After leaving the University of Pennsylvania, Root worked on infectious diseases at Yale University and served as vice chairman of medicine. In 1982 he was voted medical school teacher of the year. He subsequently became the Chief of Medicine at the University of California, San Francisco, where he was much admired by the residents and faculty as an academic leader, scholar, and teacher. He later became chief of medicine at Harborview 1991 and became an emeritus professor in 2002. He was a former president of the American Federation of Clinical Research, editor in chief of a textbook, Clinical Infectious Diseases, and, from 1986 to 1991, director of the National Institutes of Health's AIDS Advisory Committee.

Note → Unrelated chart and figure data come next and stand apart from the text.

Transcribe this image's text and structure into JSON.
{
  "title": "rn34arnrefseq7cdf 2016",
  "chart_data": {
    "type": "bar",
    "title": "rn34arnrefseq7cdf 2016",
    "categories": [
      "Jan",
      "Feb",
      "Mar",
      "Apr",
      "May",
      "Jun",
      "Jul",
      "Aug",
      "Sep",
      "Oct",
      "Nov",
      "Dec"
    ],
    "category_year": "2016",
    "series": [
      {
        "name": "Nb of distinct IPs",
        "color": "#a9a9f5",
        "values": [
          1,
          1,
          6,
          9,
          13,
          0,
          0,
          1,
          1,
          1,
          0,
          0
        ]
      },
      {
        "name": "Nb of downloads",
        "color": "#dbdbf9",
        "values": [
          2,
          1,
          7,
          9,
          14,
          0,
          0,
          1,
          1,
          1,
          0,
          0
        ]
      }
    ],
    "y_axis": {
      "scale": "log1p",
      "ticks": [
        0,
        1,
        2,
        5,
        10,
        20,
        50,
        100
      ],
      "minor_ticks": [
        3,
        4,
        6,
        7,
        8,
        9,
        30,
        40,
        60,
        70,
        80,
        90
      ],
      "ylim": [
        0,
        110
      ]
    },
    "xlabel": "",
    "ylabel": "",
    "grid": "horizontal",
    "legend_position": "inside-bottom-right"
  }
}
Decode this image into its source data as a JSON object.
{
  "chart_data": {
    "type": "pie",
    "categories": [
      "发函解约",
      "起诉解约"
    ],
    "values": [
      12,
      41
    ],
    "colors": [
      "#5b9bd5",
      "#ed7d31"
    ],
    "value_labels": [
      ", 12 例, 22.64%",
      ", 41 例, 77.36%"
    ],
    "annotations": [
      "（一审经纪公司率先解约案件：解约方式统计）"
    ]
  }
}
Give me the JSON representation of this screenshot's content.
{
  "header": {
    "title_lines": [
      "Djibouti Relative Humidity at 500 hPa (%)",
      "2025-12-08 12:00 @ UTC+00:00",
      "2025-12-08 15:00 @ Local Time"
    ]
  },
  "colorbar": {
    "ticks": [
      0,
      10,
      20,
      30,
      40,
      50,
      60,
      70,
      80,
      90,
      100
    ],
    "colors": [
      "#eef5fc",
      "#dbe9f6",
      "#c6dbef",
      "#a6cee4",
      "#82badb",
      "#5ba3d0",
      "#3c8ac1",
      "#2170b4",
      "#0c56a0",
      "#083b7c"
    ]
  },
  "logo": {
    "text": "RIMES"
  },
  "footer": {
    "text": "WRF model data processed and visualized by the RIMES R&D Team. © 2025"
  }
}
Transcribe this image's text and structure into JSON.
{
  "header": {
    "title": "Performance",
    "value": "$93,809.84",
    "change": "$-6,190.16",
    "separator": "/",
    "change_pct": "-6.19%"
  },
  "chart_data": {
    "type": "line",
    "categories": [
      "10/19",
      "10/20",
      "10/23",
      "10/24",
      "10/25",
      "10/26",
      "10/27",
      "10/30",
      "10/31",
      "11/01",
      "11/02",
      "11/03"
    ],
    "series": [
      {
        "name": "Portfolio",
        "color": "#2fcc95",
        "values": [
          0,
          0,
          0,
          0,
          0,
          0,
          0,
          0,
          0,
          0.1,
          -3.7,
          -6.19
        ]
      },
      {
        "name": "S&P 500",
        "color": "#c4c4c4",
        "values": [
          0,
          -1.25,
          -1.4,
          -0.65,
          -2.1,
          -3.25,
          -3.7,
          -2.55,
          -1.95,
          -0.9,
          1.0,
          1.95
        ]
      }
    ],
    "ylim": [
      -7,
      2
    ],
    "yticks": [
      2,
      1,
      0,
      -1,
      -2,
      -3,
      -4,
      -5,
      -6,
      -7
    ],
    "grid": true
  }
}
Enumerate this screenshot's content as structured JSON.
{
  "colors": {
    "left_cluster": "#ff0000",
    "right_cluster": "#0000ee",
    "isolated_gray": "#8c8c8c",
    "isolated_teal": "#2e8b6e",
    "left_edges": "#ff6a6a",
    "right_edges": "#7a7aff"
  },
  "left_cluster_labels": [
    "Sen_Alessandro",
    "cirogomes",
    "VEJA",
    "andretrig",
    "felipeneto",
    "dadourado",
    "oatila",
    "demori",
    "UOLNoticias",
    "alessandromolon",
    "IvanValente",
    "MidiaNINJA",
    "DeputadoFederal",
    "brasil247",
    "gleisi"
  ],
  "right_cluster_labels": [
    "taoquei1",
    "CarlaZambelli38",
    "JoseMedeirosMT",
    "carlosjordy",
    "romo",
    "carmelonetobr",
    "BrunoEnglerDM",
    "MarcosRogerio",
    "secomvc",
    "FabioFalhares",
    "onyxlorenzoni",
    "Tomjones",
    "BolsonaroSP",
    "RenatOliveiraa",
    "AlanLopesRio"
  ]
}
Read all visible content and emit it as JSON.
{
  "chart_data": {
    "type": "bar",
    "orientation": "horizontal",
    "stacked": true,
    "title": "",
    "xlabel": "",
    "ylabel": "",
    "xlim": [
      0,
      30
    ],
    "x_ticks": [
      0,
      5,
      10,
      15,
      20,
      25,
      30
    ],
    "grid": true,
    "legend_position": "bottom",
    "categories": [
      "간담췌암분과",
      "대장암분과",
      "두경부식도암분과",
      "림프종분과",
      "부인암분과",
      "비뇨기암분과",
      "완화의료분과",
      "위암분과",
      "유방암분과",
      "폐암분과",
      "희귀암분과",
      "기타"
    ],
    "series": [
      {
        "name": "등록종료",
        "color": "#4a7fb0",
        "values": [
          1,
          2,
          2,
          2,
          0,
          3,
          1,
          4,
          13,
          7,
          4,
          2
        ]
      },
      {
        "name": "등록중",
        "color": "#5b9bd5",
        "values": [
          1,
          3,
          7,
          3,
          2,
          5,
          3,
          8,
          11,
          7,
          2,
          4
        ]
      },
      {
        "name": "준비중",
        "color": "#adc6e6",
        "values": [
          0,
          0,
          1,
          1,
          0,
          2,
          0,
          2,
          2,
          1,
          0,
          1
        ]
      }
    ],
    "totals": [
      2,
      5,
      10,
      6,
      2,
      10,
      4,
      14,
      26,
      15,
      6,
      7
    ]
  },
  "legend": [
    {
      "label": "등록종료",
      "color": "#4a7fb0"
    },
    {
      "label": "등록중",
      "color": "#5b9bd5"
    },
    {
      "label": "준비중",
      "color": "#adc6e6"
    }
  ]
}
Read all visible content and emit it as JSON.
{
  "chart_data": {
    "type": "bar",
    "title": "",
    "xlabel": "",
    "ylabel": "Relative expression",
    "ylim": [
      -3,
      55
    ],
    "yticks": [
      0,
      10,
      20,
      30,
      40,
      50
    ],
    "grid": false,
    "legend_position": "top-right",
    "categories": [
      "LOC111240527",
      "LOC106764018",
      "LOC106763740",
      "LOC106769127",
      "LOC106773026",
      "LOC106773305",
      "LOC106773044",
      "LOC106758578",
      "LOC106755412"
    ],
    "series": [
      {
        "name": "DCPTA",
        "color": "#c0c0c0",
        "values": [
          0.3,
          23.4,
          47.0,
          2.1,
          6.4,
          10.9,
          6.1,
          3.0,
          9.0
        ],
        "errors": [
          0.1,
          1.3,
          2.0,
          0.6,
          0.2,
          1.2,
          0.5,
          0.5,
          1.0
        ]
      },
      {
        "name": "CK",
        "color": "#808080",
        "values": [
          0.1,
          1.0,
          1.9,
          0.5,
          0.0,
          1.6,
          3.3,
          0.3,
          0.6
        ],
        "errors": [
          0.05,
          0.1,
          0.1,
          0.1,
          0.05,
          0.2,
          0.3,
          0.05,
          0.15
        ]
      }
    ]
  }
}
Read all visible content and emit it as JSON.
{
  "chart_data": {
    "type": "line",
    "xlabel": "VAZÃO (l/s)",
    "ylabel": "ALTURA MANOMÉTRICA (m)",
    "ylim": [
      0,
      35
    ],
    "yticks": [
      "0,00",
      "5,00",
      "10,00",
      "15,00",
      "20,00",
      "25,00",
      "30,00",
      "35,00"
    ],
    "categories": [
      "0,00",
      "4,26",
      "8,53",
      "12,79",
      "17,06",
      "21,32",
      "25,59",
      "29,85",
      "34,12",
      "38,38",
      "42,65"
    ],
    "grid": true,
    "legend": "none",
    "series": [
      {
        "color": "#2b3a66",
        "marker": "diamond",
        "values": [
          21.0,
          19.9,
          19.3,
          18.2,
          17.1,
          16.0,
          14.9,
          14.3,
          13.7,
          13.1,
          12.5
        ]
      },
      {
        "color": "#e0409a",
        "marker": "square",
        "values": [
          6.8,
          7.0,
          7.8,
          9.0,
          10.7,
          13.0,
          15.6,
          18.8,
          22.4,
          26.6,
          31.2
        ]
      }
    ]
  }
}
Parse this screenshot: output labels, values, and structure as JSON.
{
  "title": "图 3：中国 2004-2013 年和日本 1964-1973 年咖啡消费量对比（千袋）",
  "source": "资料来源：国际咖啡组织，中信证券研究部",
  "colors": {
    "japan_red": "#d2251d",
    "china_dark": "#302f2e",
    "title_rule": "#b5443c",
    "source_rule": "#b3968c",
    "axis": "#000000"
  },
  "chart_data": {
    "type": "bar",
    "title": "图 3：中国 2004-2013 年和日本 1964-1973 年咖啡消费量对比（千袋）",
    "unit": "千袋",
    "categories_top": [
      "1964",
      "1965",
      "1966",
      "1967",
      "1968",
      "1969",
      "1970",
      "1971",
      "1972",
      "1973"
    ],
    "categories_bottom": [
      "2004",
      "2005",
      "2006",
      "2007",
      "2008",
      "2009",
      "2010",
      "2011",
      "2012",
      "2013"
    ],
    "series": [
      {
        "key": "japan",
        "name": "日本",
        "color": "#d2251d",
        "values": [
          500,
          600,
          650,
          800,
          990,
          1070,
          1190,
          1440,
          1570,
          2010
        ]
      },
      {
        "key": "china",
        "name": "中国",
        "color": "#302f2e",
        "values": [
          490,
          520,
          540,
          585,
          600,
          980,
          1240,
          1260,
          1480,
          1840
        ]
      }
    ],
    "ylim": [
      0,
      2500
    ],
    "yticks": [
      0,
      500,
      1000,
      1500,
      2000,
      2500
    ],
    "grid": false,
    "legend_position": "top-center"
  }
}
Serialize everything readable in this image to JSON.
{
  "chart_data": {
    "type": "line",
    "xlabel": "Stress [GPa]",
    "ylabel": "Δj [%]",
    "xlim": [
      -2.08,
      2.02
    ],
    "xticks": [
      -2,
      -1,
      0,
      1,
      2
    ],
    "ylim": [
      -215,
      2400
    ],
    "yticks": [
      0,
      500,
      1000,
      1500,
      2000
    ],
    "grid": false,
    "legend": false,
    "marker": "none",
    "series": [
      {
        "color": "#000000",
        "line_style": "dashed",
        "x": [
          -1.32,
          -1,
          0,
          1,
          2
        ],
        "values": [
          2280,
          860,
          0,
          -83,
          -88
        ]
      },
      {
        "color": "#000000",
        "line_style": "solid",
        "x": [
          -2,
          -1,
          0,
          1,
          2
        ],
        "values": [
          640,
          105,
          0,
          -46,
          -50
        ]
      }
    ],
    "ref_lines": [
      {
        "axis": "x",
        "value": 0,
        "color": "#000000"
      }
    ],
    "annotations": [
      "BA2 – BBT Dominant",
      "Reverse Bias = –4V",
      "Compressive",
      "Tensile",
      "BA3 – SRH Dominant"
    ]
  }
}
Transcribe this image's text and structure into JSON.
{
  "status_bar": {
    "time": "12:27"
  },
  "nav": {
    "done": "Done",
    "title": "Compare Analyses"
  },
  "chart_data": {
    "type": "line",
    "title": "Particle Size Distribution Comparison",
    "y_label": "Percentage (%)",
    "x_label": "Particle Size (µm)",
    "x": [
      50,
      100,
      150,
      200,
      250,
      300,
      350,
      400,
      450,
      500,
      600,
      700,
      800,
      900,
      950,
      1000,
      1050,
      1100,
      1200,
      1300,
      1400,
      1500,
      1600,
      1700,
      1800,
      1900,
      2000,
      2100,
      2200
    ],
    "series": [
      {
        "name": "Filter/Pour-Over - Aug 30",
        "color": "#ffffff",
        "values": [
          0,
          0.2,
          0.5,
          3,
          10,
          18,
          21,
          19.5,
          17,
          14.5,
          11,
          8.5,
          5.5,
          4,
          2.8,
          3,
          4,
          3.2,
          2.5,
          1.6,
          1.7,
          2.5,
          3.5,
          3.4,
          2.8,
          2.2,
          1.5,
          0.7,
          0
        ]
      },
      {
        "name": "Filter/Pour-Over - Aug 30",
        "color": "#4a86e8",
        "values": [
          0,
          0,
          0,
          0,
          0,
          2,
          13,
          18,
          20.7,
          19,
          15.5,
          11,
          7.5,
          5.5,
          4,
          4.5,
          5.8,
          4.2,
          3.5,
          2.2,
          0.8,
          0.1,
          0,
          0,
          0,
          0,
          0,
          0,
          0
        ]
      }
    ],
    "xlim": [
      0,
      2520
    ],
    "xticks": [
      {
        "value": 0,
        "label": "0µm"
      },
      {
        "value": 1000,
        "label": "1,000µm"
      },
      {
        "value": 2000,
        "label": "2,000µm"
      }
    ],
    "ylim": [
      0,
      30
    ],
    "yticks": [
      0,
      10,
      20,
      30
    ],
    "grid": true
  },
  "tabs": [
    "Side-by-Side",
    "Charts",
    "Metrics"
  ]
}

Root received his MD from Johns Hopkins University in 1963. Residency and Internal Medicine at Massachusetts General Hospital from 1963-1965. Chief Resident and Instructor in the Department of Medicine at the University of Washington from 1968-1969.

He was invited by the University of Pennsylvania Infectious Disease Department to help out on a project in Botswana. He intended to return to the United States at the end of April, but Root's life came to a sudden end three weeks later, due to a crocodile attack while on a wildlife tour of the Limpopo River. He was in the lead dugout canoe when a 13-foot crocodile followed him and tipped it over. It then leapt out of the water, grabbed Root by his neck and shoulders, pulled him under and drowned him. The crocodile which ended Root's life was never found.

Parts of his body were found a few days later and cremated.